One of the richest people in Russia and an ethnic Lezgin, Suleiman Kerimov has not revealed his interests in the Derbent electoral struggle, but he is registered with the Derbent tax authorities and so is likely to also have a stake in the race. While President Aliev tacitly supports the current head of the city, another political heavyweight, Said Amirov, the mayor of Makhachkala and a likely candidate in the next republican presidential race, supports Yaraliev (Chernovik Weekly, October 2).

Another electoral campaign currently underway is in the Gunib district of Dagestan, and it has also been marred by allegations of irregularities and the use of administrative resources by the authorities (Novoe Delo Weekly, October 2).

The city of Derbent is situated south of Dagestan on the border with Azerbaijan. Ethnic Lezgins are the ruling majority in the city and the surrounding districts, even though there is significant Azeri minority living in the town. There is an Azeri candidate for the city mayor’s position, but he is not considered to be the frontrunner. Some of the ethnic Lezgins live in northern Azerbaijan, which is adjacent to Derbent. The Lezgin nationalist organization Sadval is known for having raised the issue of the division of the Lezgin people and proposing to unite them within the borders of Dagestan. According to various estimates, there are anywhere from 180,000 to over 400,000 Lezgins living in Azerbaijan (https://lezgin.boxmail.biz/cgi-bin/guide.pl?action=article&id_razdel=50627&id_article=75374). Given that Imam Yaraliev has presented himself as the leader of Lezgins in Dagestan, he could also take a more proactive approach on the issue of the divided Lezgins.
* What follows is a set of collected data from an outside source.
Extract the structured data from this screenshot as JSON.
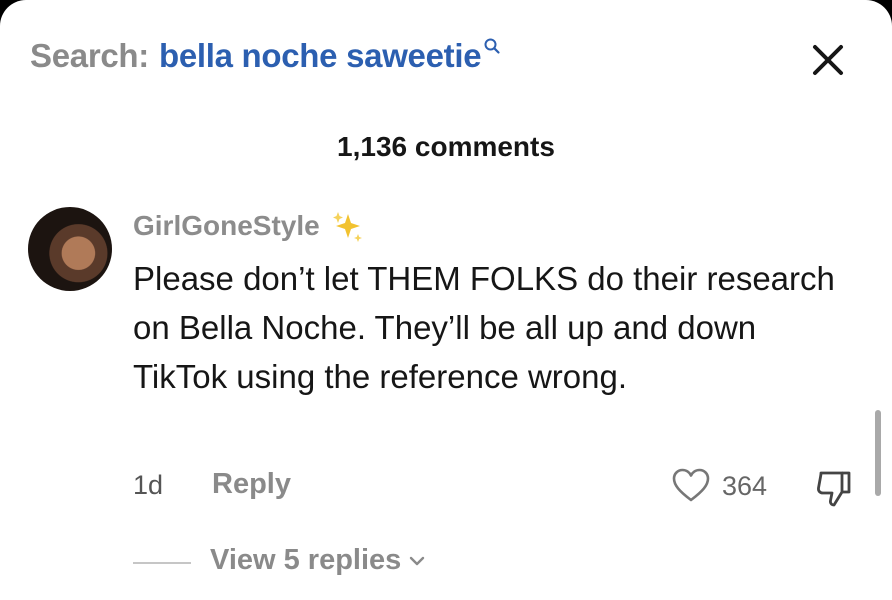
{
  "search": {
    "prefix": "Search:",
    "query": "bella noche saweetie"
  },
  "header": {
    "comment_count": "1,136 comments"
  },
  "comment": {
    "username": "GirlGoneStyle",
    "text": "Please don’t let THEM FOLKS do their research on Bella Noche. They’ll be all up and down TikTok using the reference wrong.",
    "timestamp": "1d",
    "reply_label": "Reply",
    "like_count": "364",
    "view_replies_label": "View 5 replies"
  },
  "icons": {
    "search": "search-icon",
    "close": "close-icon",
    "sparkles": "sparkles-icon",
    "like": "heart-icon",
    "dislike": "thumbs-down-icon",
    "expand": "chevron-down-icon"
  },
  "colors": {
    "search_term": "#2c5fb0",
    "muted_text": "#8a8a8a",
    "body_text": "#161616",
    "sparkle": "#f2c230"
  }
}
According to the expert on Dagestan Konstantin Kazenin, nationalist ideas have not eroded much among the Lezgins, because there is still the issue of the divided Lezgin people and the nationalist agenda has not been stained by vicious internal conflicts (Regnum, August 24).
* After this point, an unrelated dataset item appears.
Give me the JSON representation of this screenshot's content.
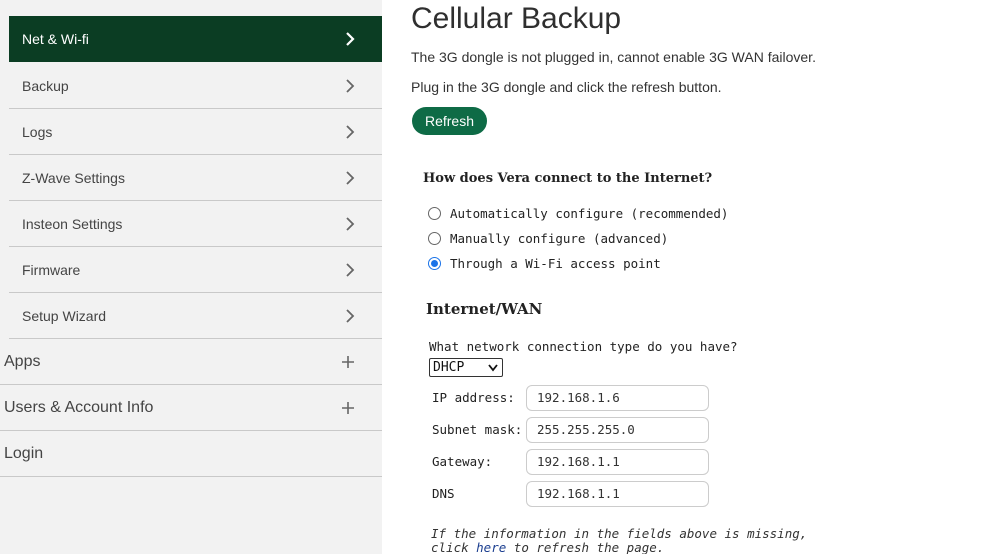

Meanwhile, Derbent, previously a relatively calm Dagestani city whose tranquility was attributed to its friendly “southern character,” started to show signs of volatility, particularly in the past several months. On October 4, law enforcement officials claimed to have prevented an attempt on the life of a Federal Security Service (FSB) officer in Derbent. The attack was allegedly planned to involve using an explosives-laden car (www.kavkaz-uzel.ru, October 4).
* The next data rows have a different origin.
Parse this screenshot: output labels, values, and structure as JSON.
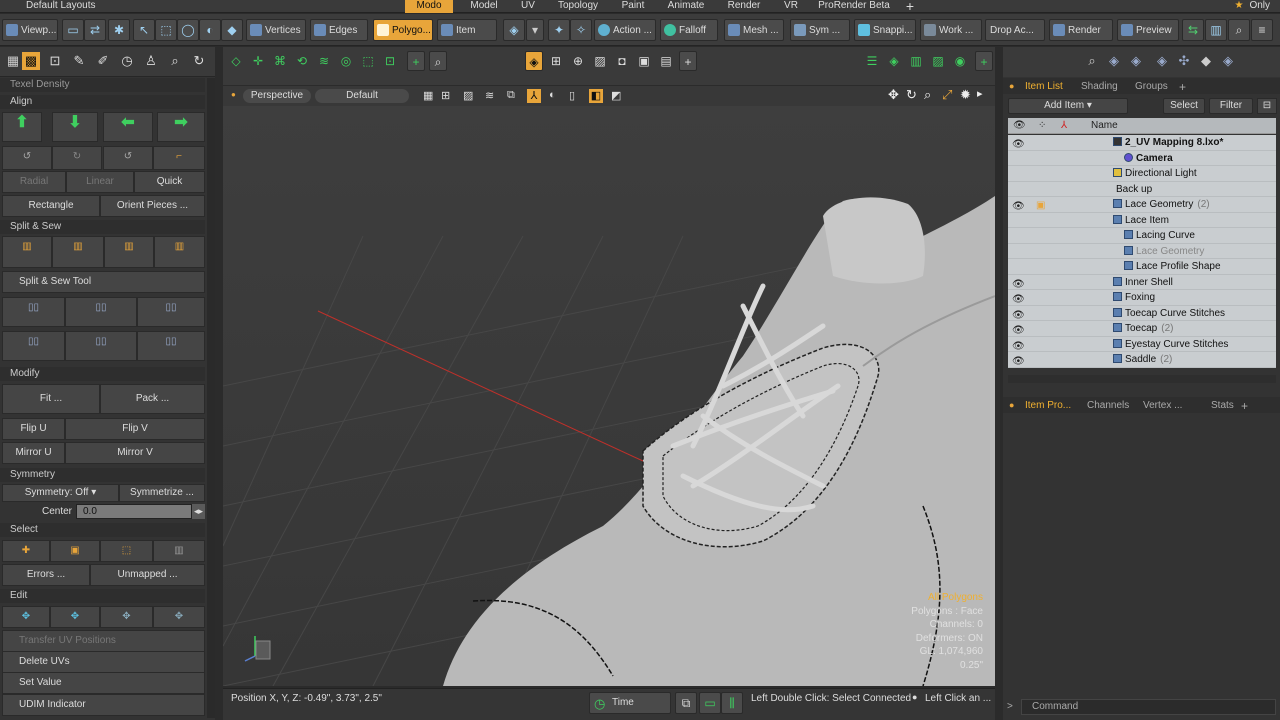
{
  "layout_title": "Default Layouts",
  "main_tabs": [
    "Modo",
    "Model",
    "UV",
    "Topology",
    "Paint",
    "Animate",
    "Render",
    "VR",
    "ProRender Beta"
  ],
  "active_main_tab": "Modo",
  "only_label": "Only",
  "toolbar": {
    "viewport": "Viewp...",
    "vertices": "Vertices",
    "edges": "Edges",
    "polygons": "Polygo...",
    "item": "Item",
    "action": "Action ...",
    "falloff": "Falloff",
    "mesh": "Mesh ...",
    "sym": "Sym ...",
    "snapping": "Snappi...",
    "work": "Work ...",
    "drop_action": "Drop Ac...",
    "render": "Render",
    "preview": "Preview"
  },
  "left": {
    "texel_density": "Texel Density",
    "align": "Align",
    "radial": "Radial",
    "linear": "Linear",
    "quick": "Quick",
    "rectangle": "Rectangle",
    "orient_pieces": "Orient Pieces ...",
    "split_sew": "Split & Sew",
    "split_sew_tool": "Split & Sew Tool",
    "modify": "Modify",
    "fit": "Fit ...",
    "pack": "Pack ...",
    "flip_u": "Flip U",
    "flip_v": "Flip V",
    "mirror_u": "Mirror U",
    "mirror_v": "Mirror V",
    "symmetry": "Symmetry",
    "symmetry_off": "Symmetry: Off",
    "symmetrize": "Symmetrize ...",
    "center_label": "Center",
    "center_value": "0.0",
    "select": "Select",
    "errors": "Errors ...",
    "unmapped": "Unmapped ...",
    "edit": "Edit",
    "transfer_uv": "Transfer UV Positions",
    "delete_uvs": "Delete UVs",
    "set_value": "Set Value",
    "udim": "UDIM Indicator"
  },
  "viewport": {
    "perspective": "Perspective",
    "default": "Default",
    "stats": {
      "all_polygons": "All Polygons",
      "polygons": "Polygons : Face",
      "channels": "Channels: 0",
      "deformers": "Deformers: ON",
      "gl": "GL: 1,074,960",
      "scale": "0.25\""
    }
  },
  "status": {
    "position": "Position X, Y, Z:   -0.49\", 3.73\", 2.5\"",
    "time": "Time",
    "hint1": "Left Double Click: Select Connected",
    "hint2": "Left Click an ..."
  },
  "right": {
    "tabs": [
      "Item List",
      "Shading",
      "Groups"
    ],
    "add_item": "Add Item",
    "select": "Select",
    "filter": "Filter",
    "name_header": "Name",
    "items": [
      {
        "name": "2_UV Mapping 8.lxo*",
        "count": ""
      },
      {
        "name": "Camera",
        "count": ""
      },
      {
        "name": "Directional Light",
        "count": ""
      },
      {
        "name": "Back up",
        "count": ""
      },
      {
        "name": "Lace Geometry",
        "count": "(2)"
      },
      {
        "name": "Lace Item",
        "count": ""
      },
      {
        "name": "Lacing Curve",
        "count": ""
      },
      {
        "name": "Lace Geometry",
        "count": ""
      },
      {
        "name": "Lace Profile Shape",
        "count": ""
      },
      {
        "name": "Inner Shell",
        "count": ""
      },
      {
        "name": "Foxing",
        "count": ""
      },
      {
        "name": "Toecap Curve Stitches",
        "count": ""
      },
      {
        "name": "Toecap",
        "count": "(2)"
      },
      {
        "name": "Eyestay Curve Stitches",
        "count": ""
      },
      {
        "name": "Saddle",
        "count": "(2)"
      }
    ],
    "prop_tabs": [
      "Item Pro...",
      "Channels",
      "Vertex ...",
      "Stats"
    ],
    "command": "Command"
  },
  "colors": {
    "accent": "#e8a53a",
    "panel": "#333333",
    "viewport": "#3d3d3d",
    "list_bg": "#c9cdd0"
  }
}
While political life in other republics of the North Caucasus went almost completely into the shadows after Moscow abolished gubernatorial elections in 2004, the heat of the governor’s race in Dagestan seems to have sifted through to the municipal and parliamentary levels. Dagestan, being the most ethnically diverse region of Russia, can hardly be fit into the rigid Russia-wide “power vertical.” At the same time, Dagestan is the place where Moscow’s suppression of democratic participation has the most visible negative results, including a rise in political violence. So while “the power vertical” has no real power in Dagestan, its influence on the democratic process in the republic nonetheless has been clearly harmful.